My point is not that "reality" is not a true or valid thing, but that to the extent that it might be seen as pointing to the error in something, it should also be found that there is scripture that agrees with that position. In other words, I'm not sure that we should accept some view of "reality" if it does not seem to be consistent with scripture.

In Lee's case, there are places where he dismissed scripture because he found it to not be up to his version of "reality," most often in terms of "God's NT economy." I do not see this as a valid use or "reality." If we reverse Lee's lexicon, isn't "reality" equal to truth? "Sanctify them by the truth; your word is truth." What is truth/reality? The word of God. How then does reality diminish the word of God?
As usual, I probably wasn't clear enough about my point on "not being fully in the reality"... I wasn't so much thinking of pointing to error, as I was looking at the idea of our christian journey containing a progressive continuum of experiences. And the initial experiences shown (Apollos teaching the baptism of John as a great example) are not so much erroneous as they are merely the early steps in someone's journey.
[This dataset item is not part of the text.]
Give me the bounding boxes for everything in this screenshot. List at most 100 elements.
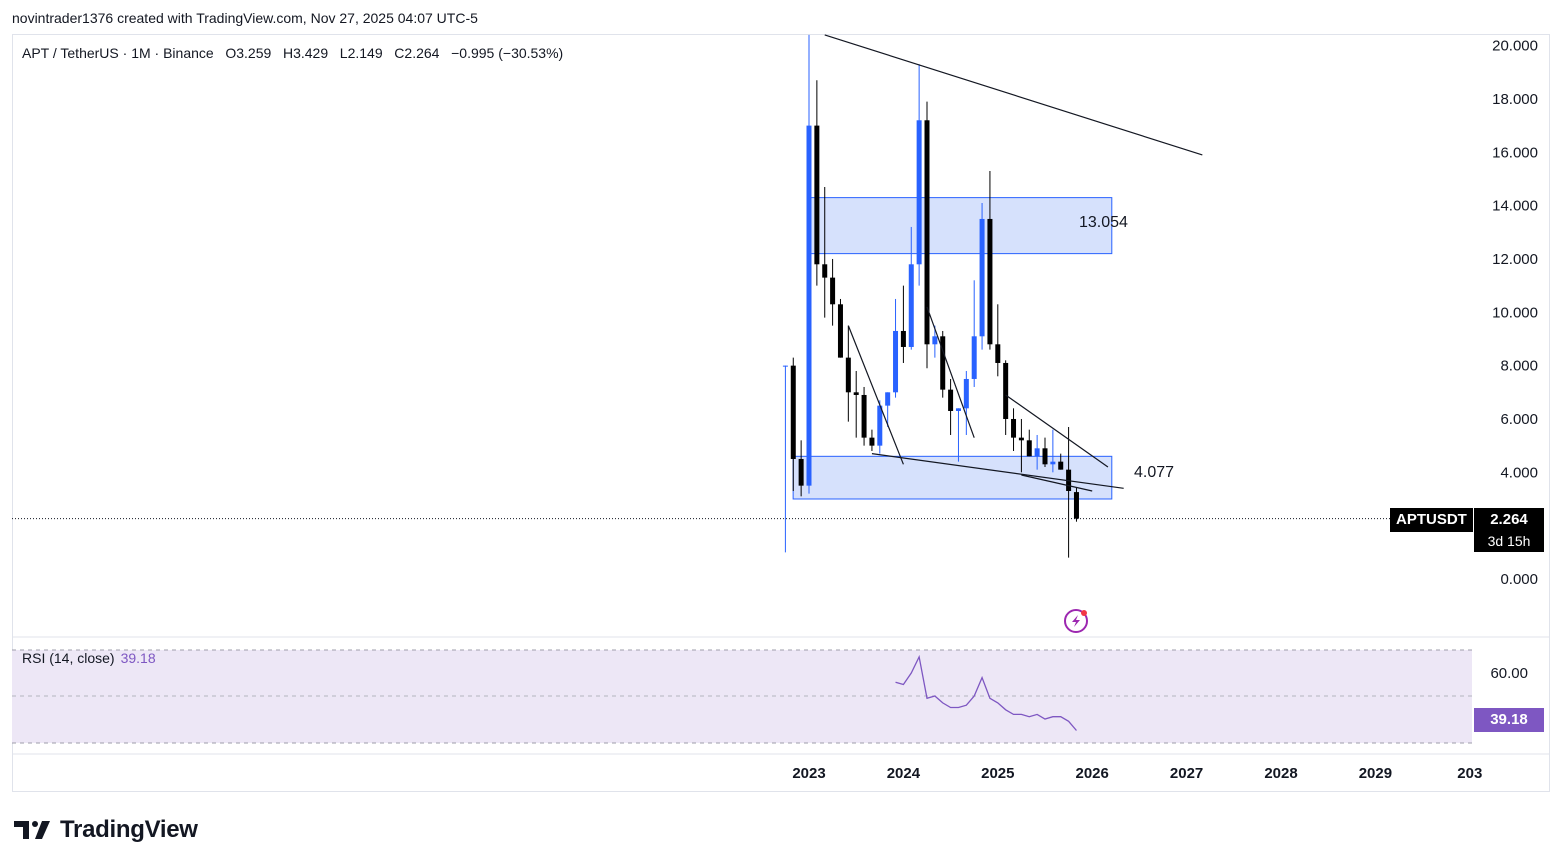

So to look at the "immutable" word of God for a guide on what to do/say/be as we follow Christ is perhaps to miss the crucial point that the template experiences we are evaluating ourselves against are themselves only partly into the full reality of the risen Christ.

I am basing my evaluation of the Acts and the Epistles of the Bible, illuminating the "early church" experience, on one verse, which is nestled in a section (John 14 - 17) going repeatedly into the idea of a progressive spiritual journey awaiting the disciples. That verse is John 16:13, where the coming Spirit of truth/reality is promised by Jesus as a guide, leading them into all the truth/reality. This to me bespeaks a process, not an "all at once" experience.

So I evaluate the subsequent teachings/writings/acts of the faithful not for error, but rather as being only partly in the reality. It is a progressive experience. A child may occasionally err, but often simply is doing the best it can with limited experience & understanding. That way scripture remains consistent, as does the testimony of the disciples, but we allow it to grow, and ourselves along with it.

Lee's example with James is not what I want to do: he seems to be saying here is an anomaly within the progressive revelation. Here is a regression back to the law, and works. This is an unkind take: James was on a journey like the rest of us. To dismiss his life and work as merely deficient is to dismiss the reality/truth, which as you point out is the word of God.

I have earlier given the example of Jude, whom I for years regarded as "even more deficient" than James. A reactionary, with nothing positive to show us. Then one day as I was considering something else I remembered the word in Jude verse 6, about angels not keeping their appointed place, and my eyes were opened. I saw not only angels, but every spiritual entity (us believers included) being in peril in this regard.

Jude, and James, and Apollos, and Paul, and all the rest, had spiritual journeys every bit as "real" as yours and mine. But I now evaluate them in the light of an expanding and deepening and purifying progression of our personal and collective experience of "reality", as exemplified in Jesus. Unless the scripture clearly points out "error" in the written record, I don't call it that so much as "only partly into the reality".